Por sua vez, a famosa “marolinha” revela a mistura de soberba e descaso com a maior crise global da história da humanidade, retardando a ação do governo que, no primeiro momento, limitou-se, por meio da fala do trono, a estimular, irresponsavelmente, o consumo das famílias sem levar em conta o risco do desemprego.

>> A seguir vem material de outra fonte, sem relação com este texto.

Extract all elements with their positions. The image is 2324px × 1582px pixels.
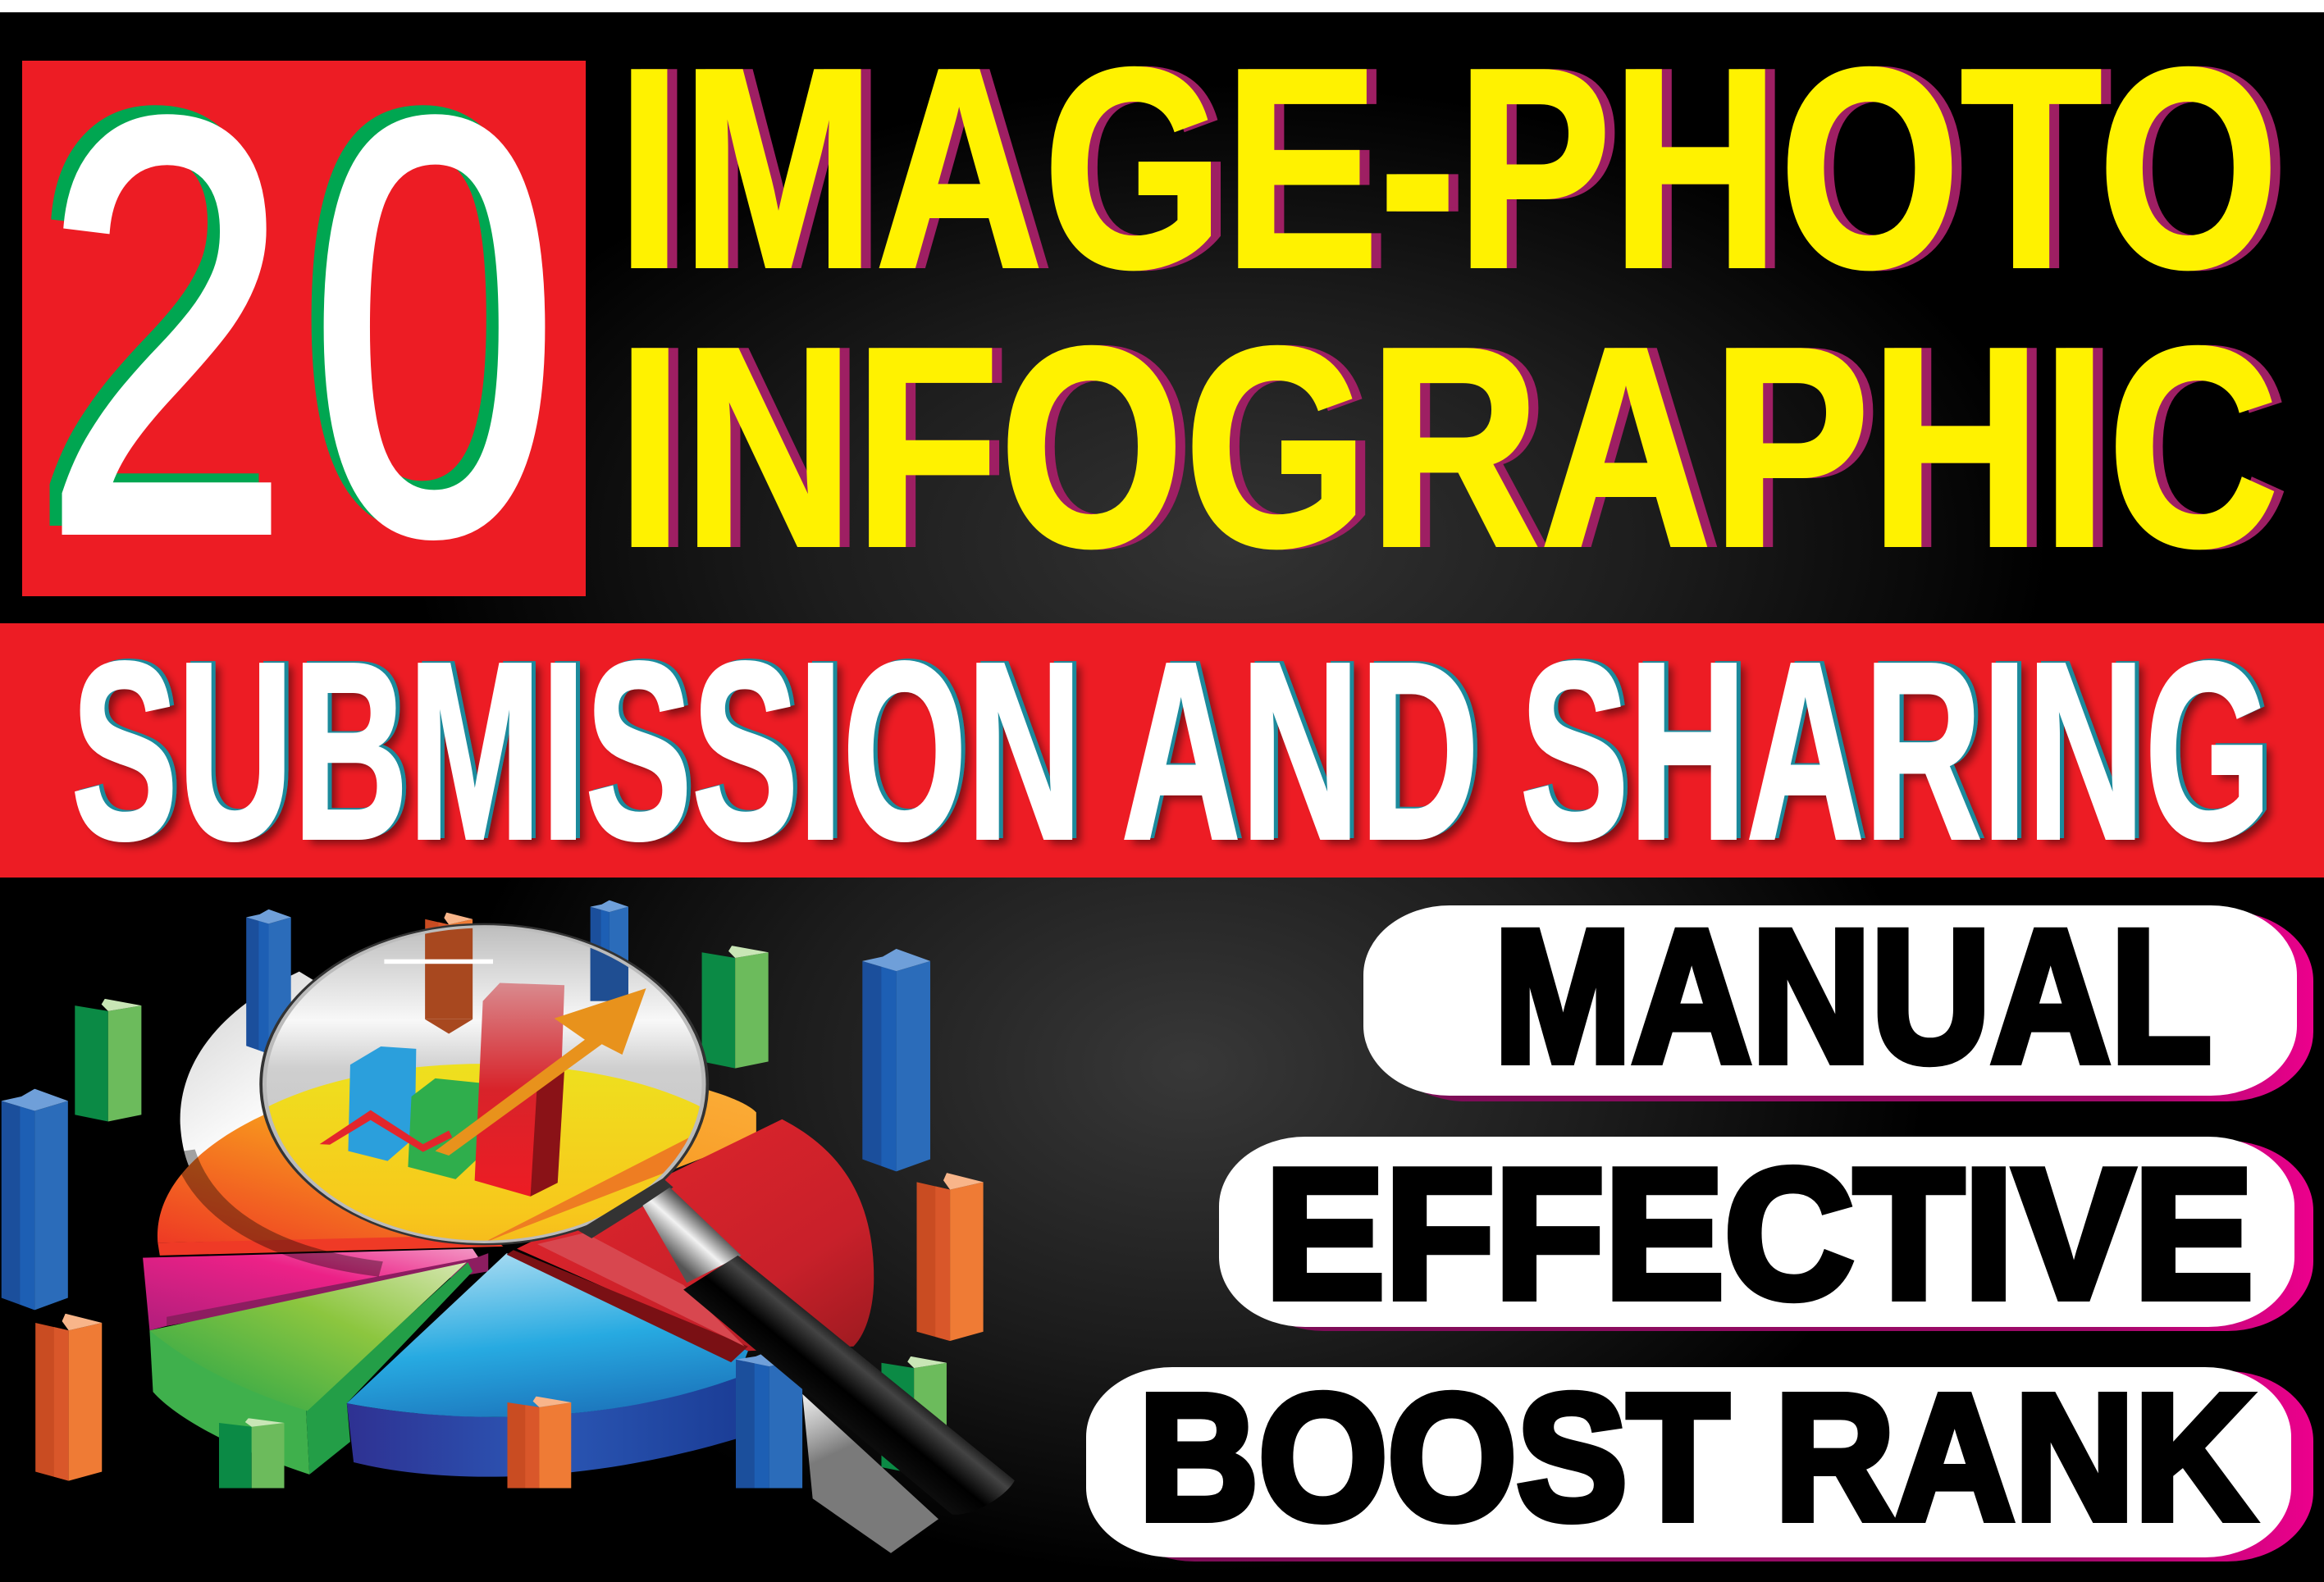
cover below front bars <box>204 1489 816 1511</box>
badge: red box with number 20: 0 <box>297 0 547 647</box>
badge: red box with number 20 <box>22 0 586 656</box>
lens: green bar <box>408 1078 479 1179</box>
banner: submission and sharing <box>0 609 2324 892</box>
lens rim <box>261 924 707 1244</box>
handle shadow <box>802 1394 938 1553</box>
handle metal collar <box>642 1188 742 1283</box>
badge: red box with number 20: 2 <box>43 0 290 656</box>
lens: orange arrow <box>436 988 646 1156</box>
pie slice: blue top <box>347 1253 748 1417</box>
bars behind the pie <box>2 900 984 1481</box>
handle neck <box>578 1179 673 1238</box>
badge: red box with number 20: 0 <box>309 0 559 656</box>
pie slice: green top <box>149 1262 467 1411</box>
pie slice: green side <box>149 1330 309 1475</box>
pill: boost rank: BOOST RANK <box>1139 1358 2254 1557</box>
banner: submission and sharing: AND <box>1121 610 1479 892</box>
pill: effective: EFFECTIVE <box>1265 1130 2253 1337</box>
orange slice lower strip <box>158 1235 503 1256</box>
badge: red box with number 20: 2 <box>30 0 278 647</box>
bars in front of the pie <box>219 1351 802 1506</box>
illustration: pie chart with magnifying glass <box>2 900 1015 1553</box>
red reflection under the neck <box>537 1233 745 1347</box>
handle <box>683 1256 1015 1515</box>
lens contents <box>267 928 702 1243</box>
pie slice: blue side <box>347 1376 742 1477</box>
pill: manual: MANUAL <box>1494 891 2212 1101</box>
magenta slice dark edge <box>167 1253 488 1326</box>
lens: highlight <box>384 960 493 964</box>
banner: submission and sharing: SUBMISSION <box>75 609 1086 891</box>
lens: red bar <box>475 982 564 1197</box>
pie slice: orange <box>158 1069 756 1242</box>
lens: red trend line <box>320 1110 452 1152</box>
banner: submission and sharing: SUBMISSION <box>71 610 1082 892</box>
lens: blue bar <box>348 1046 416 1161</box>
dark wedge between red and blue <box>507 1250 748 1362</box>
banner: submission and sharing: AND <box>1125 609 1483 891</box>
pie slice: red <box>517 1119 874 1351</box>
white back plate <box>180 972 490 1197</box>
pie slice: magenta <box>143 1249 486 1330</box>
green slice inner face <box>306 1262 473 1475</box>
lens shadow arc <box>184 1151 381 1270</box>
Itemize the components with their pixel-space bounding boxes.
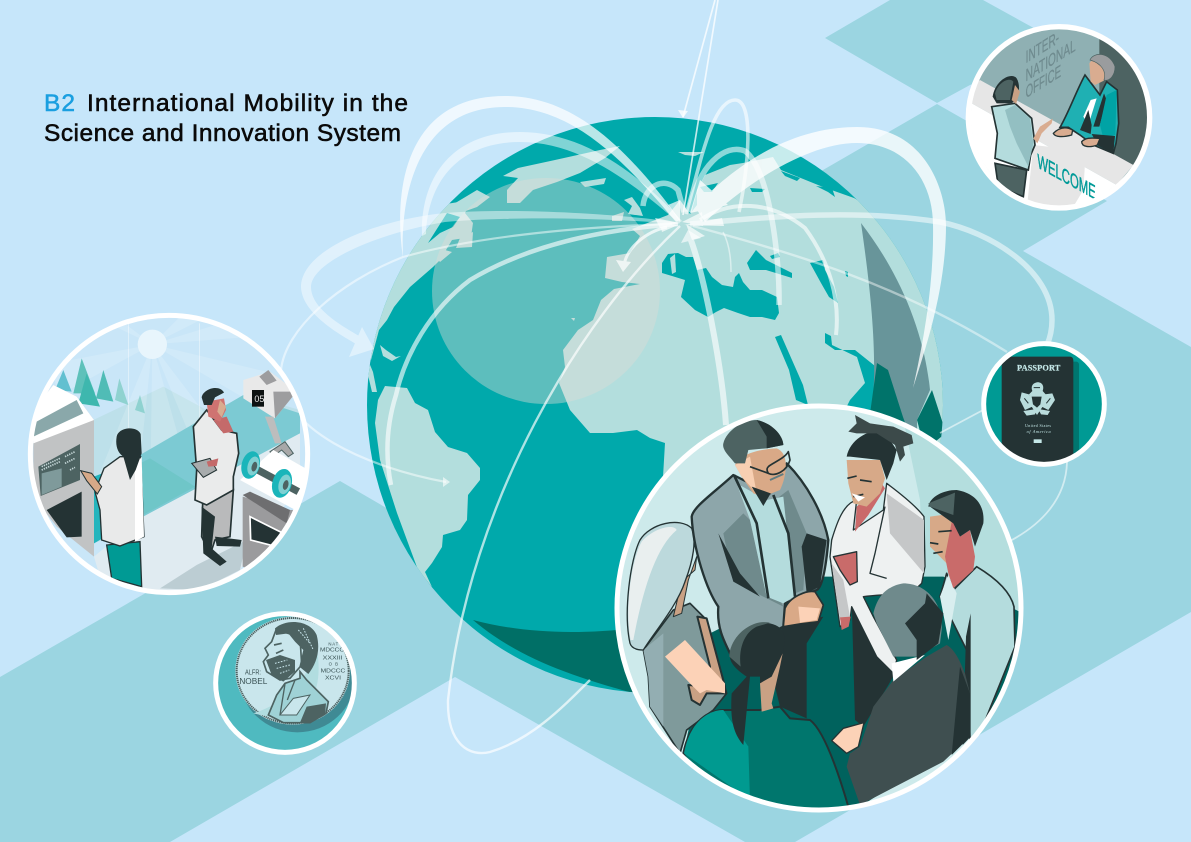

E na estratégia de se eximir das responsabilidades, esquecendo a contrapartida dos efeitos apropriados da longa prosperidade internacional, Sua Excelência excedeu-se em deselegância para, em tom discriminatório, responsabilizar pela crise “a gente branca de olhos azuis”.
Nada excede em mau gosto e afronta do que as alusões presidenciais ao mais impactante problema contemporâneo – a questão ambiental, uma real ameaça à sobrevivência da humanidade.
Pois bem, o Senhor Presidente reduz o tema à dimensão de sua compreensão sobre ele, qual seja, nenhuma.
Primeiro, foi em abril de 2007 quando afirmou que o licenciamento ambiental das hidrelétricas de Jirau e Santo Antonio estava travado “por causa do bagre que jogaram no colo do Presidente”.
A Ministra Marina, ao entregar o cargo, acusou o golpe: “Fui considerada a ministra dos bagres”.
Segundo, foi no mês passado, em visita ao Estado do Acre, com um longo relato da história de uma perereca que retardou o andamento de obra viária no Rio Grande do Sul.
O terceiro episódio e o mais grave de todos: o governo do Presidente, inspirado no poder de suas palavras, age e, neste sentido, enviou a MP 452 (detalhe: trata do Fundo Soberano) em cujo projeto de conversão foi incluído o art. 3º que não somente fere a Constituição Federal como também comete duas monstruosidades contra o meio ambiente: dispensa as obras rodoviárias de licenciamento prévio e cria o licenciamento por “decurso de prazo”.
O Ministro esteve prestes a jogar o colete, ou melhor, a toalha e não o fez porque declaradamente vai trabalhar pela supressão do artigo no Senado, que está prestes a votar a matéria.
Senhor Presidente, seus pensamentos, palavras e obras não agridem os bichinhos – a perereca e o bagre: atingem violentamente o valor inestimável da biodiversidade; seus conceitos arcaicos turbinam a ação predadora das motosserras e reduzem o debate contemporâneo sobre a questão ambiental ao falso dilema crescimento econômico versus conservação dos recursos naturais; suas tiradas inadequadas enfraquecem o mais robusto movimento social do planeta, o ambientalismo, como se fosse uma excêntrica conversa fiada de bichos-grilos.
Por fim, um lembrete: não é o meio ambiente que limita as políticas de crescimento econômico; foram políticas de crescimento, a qualquer custo, que geraram tamanho passivo ambiental que tornou o patrimônio natural um bem assustadoramente escasso.
PS: André de Paula é deputado federal, atual líder da minoria na Câmara dos Deputados e ex-presidente da Comissão de Meio Ambiente e Desenvolvimento Sustentável da Câmara.